The people stuck in the mansions are physically hurt by now, they are tired and have lived through the night without food or water. The night is over and the day starts to dawn. The main door opens and all of them leave the house slowly one after the other after being mentally tortured throughout the night. Prithvi mentions that she destroyed all the traditional believes as he leaves. Sandy regains consciousness and channel Manager Geeta also gets up from a river bank. Tanka also survives the blast and gets up.

At Past, Maayi also known as Mayamma is a laborer in a village. Her Marriage happens in childhood. She is married to the young master of the house and becomes the governing lady. She gives birth to a young girl called Mallava. One day when the child goes out to play in the garden, a huge vulture flies away with the child. Her family is non supportive and makes her feel that they wanted only her child and not her. Her family torments her, tortures her before murdering her. Mayamma becomes angry and becomes a spirit.
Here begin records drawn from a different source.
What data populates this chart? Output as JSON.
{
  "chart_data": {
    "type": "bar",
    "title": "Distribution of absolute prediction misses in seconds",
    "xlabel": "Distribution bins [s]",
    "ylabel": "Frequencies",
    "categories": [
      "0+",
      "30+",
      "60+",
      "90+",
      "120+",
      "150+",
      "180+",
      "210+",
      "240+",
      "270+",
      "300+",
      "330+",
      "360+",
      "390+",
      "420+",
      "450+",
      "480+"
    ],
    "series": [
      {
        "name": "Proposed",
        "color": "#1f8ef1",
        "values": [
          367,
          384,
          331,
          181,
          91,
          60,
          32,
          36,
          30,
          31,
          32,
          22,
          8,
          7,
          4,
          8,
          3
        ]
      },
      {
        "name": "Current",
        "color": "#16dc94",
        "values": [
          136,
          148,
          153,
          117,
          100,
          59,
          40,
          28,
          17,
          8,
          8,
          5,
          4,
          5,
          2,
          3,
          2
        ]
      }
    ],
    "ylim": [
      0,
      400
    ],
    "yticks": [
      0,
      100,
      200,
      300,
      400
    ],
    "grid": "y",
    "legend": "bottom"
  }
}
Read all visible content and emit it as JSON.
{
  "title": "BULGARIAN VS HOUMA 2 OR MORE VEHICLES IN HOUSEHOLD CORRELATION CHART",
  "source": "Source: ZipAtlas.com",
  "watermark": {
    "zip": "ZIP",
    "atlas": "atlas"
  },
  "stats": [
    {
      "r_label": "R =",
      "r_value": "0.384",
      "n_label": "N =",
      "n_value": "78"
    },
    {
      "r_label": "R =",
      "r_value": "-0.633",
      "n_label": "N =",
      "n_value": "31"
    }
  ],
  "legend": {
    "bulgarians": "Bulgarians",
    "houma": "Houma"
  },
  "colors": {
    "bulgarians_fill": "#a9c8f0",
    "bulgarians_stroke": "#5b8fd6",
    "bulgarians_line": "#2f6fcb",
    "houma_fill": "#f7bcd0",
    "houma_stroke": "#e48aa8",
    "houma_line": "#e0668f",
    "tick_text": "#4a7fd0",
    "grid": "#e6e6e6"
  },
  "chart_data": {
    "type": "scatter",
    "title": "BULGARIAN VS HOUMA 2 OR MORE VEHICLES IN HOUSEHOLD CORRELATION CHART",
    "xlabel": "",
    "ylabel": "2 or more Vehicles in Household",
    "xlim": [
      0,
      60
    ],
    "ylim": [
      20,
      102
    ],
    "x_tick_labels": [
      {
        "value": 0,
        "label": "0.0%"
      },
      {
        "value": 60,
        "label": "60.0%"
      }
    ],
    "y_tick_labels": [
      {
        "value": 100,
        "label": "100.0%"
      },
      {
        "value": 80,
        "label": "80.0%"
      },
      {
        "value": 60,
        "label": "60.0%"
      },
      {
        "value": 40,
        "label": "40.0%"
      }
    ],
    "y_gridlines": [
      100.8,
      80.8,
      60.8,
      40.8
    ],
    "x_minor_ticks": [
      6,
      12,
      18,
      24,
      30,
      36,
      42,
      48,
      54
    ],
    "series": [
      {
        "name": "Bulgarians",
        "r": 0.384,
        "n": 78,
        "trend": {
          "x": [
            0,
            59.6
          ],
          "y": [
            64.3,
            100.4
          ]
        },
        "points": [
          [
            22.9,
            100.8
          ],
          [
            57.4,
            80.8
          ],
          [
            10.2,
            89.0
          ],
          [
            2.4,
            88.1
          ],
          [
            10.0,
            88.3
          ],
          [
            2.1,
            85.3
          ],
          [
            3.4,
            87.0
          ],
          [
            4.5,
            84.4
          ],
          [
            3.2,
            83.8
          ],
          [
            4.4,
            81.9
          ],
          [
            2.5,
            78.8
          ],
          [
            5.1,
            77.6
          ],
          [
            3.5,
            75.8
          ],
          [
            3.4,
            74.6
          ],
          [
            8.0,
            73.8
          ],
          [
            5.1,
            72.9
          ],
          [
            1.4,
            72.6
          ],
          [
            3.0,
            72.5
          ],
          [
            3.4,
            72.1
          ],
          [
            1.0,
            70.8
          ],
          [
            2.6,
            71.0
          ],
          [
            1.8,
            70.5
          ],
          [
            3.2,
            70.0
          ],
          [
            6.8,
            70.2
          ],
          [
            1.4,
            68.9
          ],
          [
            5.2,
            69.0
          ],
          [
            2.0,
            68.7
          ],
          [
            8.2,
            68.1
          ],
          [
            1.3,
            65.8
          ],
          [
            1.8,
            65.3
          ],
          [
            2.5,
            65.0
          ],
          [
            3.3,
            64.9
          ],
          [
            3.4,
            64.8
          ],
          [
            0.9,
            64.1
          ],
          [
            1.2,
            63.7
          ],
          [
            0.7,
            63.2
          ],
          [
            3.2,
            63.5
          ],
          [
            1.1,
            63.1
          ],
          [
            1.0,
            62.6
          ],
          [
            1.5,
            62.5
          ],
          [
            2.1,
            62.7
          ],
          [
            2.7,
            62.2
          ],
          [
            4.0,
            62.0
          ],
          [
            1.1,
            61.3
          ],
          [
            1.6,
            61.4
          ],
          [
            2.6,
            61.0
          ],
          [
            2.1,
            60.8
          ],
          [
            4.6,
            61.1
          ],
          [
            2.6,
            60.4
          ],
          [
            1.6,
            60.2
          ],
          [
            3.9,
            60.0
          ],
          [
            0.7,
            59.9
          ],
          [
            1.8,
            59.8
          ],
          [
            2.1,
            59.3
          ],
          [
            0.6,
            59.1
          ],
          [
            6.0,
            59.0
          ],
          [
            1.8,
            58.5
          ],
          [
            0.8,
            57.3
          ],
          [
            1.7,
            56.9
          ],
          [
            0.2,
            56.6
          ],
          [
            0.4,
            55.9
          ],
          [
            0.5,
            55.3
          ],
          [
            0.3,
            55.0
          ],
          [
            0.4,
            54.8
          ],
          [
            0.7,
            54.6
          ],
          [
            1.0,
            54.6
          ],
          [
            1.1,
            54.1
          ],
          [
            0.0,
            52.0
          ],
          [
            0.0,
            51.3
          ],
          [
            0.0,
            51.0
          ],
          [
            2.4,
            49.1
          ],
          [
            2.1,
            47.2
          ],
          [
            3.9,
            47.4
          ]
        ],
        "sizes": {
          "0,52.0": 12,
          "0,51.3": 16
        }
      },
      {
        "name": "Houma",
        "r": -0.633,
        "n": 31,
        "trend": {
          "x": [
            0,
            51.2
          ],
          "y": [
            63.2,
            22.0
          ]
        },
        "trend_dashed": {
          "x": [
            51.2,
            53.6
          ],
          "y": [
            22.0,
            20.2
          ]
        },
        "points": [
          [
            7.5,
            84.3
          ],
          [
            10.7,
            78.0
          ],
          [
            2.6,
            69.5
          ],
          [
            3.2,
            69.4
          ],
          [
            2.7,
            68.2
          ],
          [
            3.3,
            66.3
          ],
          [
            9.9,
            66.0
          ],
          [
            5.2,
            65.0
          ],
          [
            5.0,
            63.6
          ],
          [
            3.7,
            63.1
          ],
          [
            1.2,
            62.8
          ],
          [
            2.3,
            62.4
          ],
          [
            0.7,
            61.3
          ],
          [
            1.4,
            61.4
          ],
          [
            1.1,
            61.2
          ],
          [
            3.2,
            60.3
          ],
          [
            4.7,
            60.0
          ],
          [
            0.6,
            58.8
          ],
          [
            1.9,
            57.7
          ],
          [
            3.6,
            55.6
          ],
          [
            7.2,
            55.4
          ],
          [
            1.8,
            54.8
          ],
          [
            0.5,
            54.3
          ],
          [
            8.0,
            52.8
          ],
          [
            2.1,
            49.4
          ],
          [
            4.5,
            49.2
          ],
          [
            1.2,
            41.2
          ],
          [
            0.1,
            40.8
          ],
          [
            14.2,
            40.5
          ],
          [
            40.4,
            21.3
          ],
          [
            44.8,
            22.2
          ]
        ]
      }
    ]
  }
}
She kills all her family members on the same day.

==Cast==
- Avinash Diwakar as Prithvi / Pruthvi
- Samarth Narasimharaju as student named Sudhakara
- Meghashree Bhagavatar as Seetha also known as Seethakka
- Manasa Joshi as Mamatha
- Deepa Gowda as Rita
- Prakash Belawadi as Sandy the reality show Director
- Rajesh P. I. as the God man Sahasra Sagara
- Raakaa Shankar Shetty as Bus Driver Tanka
- Lokeshachaar as Bus Conductor
- Sneha Nagaraj as Reality show heroine Mallika
- SrieeVihaa

==Soundtrack==

S D Arvind has composed the film's background score and the soundtrack.

===Track listing===

| No. | Title | Lyrics | Singer(s) | Length |
|---|---|---|---|---|
| 1. | "Doori Doori" | Dr. K. Y. Narayanaswamy | Chintan Vikas, Sujatha Iyer |  |
| 2. | "Ready to Go" | Dr. K. Y. Narayanaswamy | Vikas Navale, S. P. Mahesha, Sujatha Iyer, Meghana Ommen |  |
| 3. | "Kandiddu Ulidilla" | Dr. K. Y. Narayanaswamy | Murali Ramanathan |  |
| 4. | "Doori (Theatrical)" | Dr. K. Y. Narayanaswamy | Chintan Vikas, Sujatha Iyer |  |
| 5. | "Doori (Lullaby)" | Dr. K. Y. Narayanaswamy | Latha Jahangirdar |  |
| 6. | "In Search of Mystic Land – Devaramane" |  | Instrumental |  |
| 7. | "The Haunted House" |  | Instrumental |  |
| 8. | "Last Bus Mashup" |  | DJ Neal Nash |  |
| 9. | "The Road Less Travelled (Theme)" |  | Instrumental |  |

== Reception ==
=== Critical response ===

Sunayana Suresh of The Times of India scored the film at 3.5 out of 5 stars and says "If over-the-top comedy or action and ready-to-eat masala films aren't your staple diet and you yearn for films that challenge you as a viewer, this one deserves a watch." Vijaya Karnataka scored the film at 3.5 out of 5 stars and says "KYN songs written with lines that have no face for darkness, no light for back, Graphic creations are enjoyable, except for falling trees. One of the most recent experimental films is the Last Bus."